DeBenedictis, the oldest boy in a family of nine children, grew up on a farm in Avellino, Italy, where his mother made cheese and his father made wine. When DeBenedictis was 19, the family moved to Boston. His dream was to be an opera conductor, but his family didn’t support it. “My father said to me, the musicians, they all die poor,” he said.
He found work sewing women’s clothing but quickly got bored, jumping at the chance in 1963 to buy a butcher shop in Dedham Square for $8,000.
DeBenedictis is happy where he landed, up to his elbows in raw meat for 12 hours a day, the knuckles in his right hand swollen and bent from working in the cold.
He reigns over the store from behind its counters, beneath large pictures of him and his wife, Deborah, in back, and posters of the 2006 Italian soccer team out front.
The shelves are lined with canned tomatoes, jars of marinated artichoke hearts, nests of delicate tagliatelle pasta, and vacuum-packed gnocchi. In the deli case, chunks of Parmigiano-Reggiano and tubes of pancetta sit above racks of ribs, chicken legs, and sausage links.
DeBenedictis mostly works alone, except on Saturdays, when his nephew helps, and mornings, when his wife comes in to do the books and sweep the floor.
Tony met Deborah, 58, while ballroom dancing seven years ago at Mosley’s on the Charles in Dedham, and she has played a key role in helping the market thrive.
She convinced him to participate in the local farmers market. She put up a website, bringing customers from outside the neighborhood, and spread the word to restaurants such as Dogwood Café, Pino’s Pizza, and Sophia’s Grotto, which started buying sausage and other meat from him.
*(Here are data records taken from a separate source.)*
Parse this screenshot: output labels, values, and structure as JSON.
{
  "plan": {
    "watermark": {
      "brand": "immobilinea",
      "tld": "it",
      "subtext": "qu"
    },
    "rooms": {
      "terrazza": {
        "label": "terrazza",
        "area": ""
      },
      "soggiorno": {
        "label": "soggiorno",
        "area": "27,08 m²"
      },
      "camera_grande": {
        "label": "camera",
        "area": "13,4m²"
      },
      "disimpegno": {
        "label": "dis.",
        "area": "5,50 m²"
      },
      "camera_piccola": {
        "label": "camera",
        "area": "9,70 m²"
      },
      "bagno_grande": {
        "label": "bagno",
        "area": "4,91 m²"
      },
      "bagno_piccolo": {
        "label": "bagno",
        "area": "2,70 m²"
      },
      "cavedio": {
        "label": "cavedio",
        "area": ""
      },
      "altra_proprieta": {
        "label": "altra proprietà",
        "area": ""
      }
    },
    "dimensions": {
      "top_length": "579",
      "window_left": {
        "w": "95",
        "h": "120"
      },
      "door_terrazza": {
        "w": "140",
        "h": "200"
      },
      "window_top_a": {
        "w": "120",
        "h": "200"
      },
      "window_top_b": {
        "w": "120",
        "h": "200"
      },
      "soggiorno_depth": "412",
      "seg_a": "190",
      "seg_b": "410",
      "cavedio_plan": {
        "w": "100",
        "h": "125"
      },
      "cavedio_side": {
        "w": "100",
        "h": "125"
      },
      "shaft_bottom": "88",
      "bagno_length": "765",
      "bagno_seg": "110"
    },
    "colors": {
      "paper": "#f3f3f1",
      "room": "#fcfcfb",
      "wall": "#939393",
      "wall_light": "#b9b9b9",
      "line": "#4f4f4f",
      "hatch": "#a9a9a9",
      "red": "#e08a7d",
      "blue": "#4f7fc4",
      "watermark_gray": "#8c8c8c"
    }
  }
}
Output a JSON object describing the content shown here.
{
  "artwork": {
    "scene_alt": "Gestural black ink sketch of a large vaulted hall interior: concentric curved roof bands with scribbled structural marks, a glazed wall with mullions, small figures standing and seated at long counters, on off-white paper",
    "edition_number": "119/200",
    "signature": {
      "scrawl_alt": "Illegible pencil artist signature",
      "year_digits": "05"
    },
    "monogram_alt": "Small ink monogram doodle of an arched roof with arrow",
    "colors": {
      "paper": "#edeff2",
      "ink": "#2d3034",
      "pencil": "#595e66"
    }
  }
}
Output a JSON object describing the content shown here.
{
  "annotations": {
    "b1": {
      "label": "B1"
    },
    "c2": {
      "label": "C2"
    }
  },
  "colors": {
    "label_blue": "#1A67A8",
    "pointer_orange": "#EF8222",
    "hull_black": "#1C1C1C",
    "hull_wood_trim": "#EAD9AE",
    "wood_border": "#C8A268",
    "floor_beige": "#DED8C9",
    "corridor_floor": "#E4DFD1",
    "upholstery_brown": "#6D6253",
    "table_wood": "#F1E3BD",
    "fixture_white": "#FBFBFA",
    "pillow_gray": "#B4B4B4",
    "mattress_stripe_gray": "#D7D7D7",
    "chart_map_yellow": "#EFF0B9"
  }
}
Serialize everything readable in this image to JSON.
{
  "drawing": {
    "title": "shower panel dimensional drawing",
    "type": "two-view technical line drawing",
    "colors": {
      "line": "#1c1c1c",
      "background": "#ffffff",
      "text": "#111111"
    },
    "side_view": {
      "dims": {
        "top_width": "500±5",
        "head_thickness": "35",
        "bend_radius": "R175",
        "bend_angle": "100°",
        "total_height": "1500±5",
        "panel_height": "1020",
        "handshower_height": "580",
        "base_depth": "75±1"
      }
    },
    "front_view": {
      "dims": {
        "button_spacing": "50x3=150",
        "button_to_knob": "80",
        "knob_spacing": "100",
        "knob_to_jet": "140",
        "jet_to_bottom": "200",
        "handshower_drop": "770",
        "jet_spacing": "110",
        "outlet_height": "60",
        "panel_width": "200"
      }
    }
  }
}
With more women working outside the home, fewer of them cook time-consuming meals than they did when Tony’s first opened, meaning the shop sells fewer roasts. But many of the young professionals moving into the neighborhood are foodies, interested in the store’s Italian specialties, as well as in organic and natural fare. They want to know who is handling their meat as worries increase about growth hormones, antibiotics, and E. coli in the prewrapped meats at the supermarket.
Tony’s gets fresh meat from wholesalers in Boston and Woburn, the latter of which works with small farms in the Northeast. The majority of meat DeBenedictis sells is not local, however, and the butcher readily acknowledges he has no idea what the various certifications mean. He simply tells his customers, “If you pay more, means it must be a little bit better.”
But his wife knows, and she has convinced her husband to start carrying more hormone- and antibiotic-free meats. In the past four years, DeBenedictis said, business has doubled.
Karin Tuttle, a retired school psychologist from West Roxbury, is one of the regulars. “If we have barbecues in the summertime, it can’t be anything else but Tony’s sausages,” she said. “They will say, ‘Are they Tony’s sausages?’ And if they’re not, I think they’d go home.”
Treating his customers well is the most important thing, DeBenedictis said, smacking a chicken cutlet with a meat cleaver. If they come in at the right time, they might even get invited to have lunch with him.
To celebrate the 50th anniversary, DeBenedictis gave customers 20 percent off everything in the store for a week in November, including 153 Thanksgiving turkeys.
His wife put her head on her arm in mock distress. “He is generous to a fault,” she said.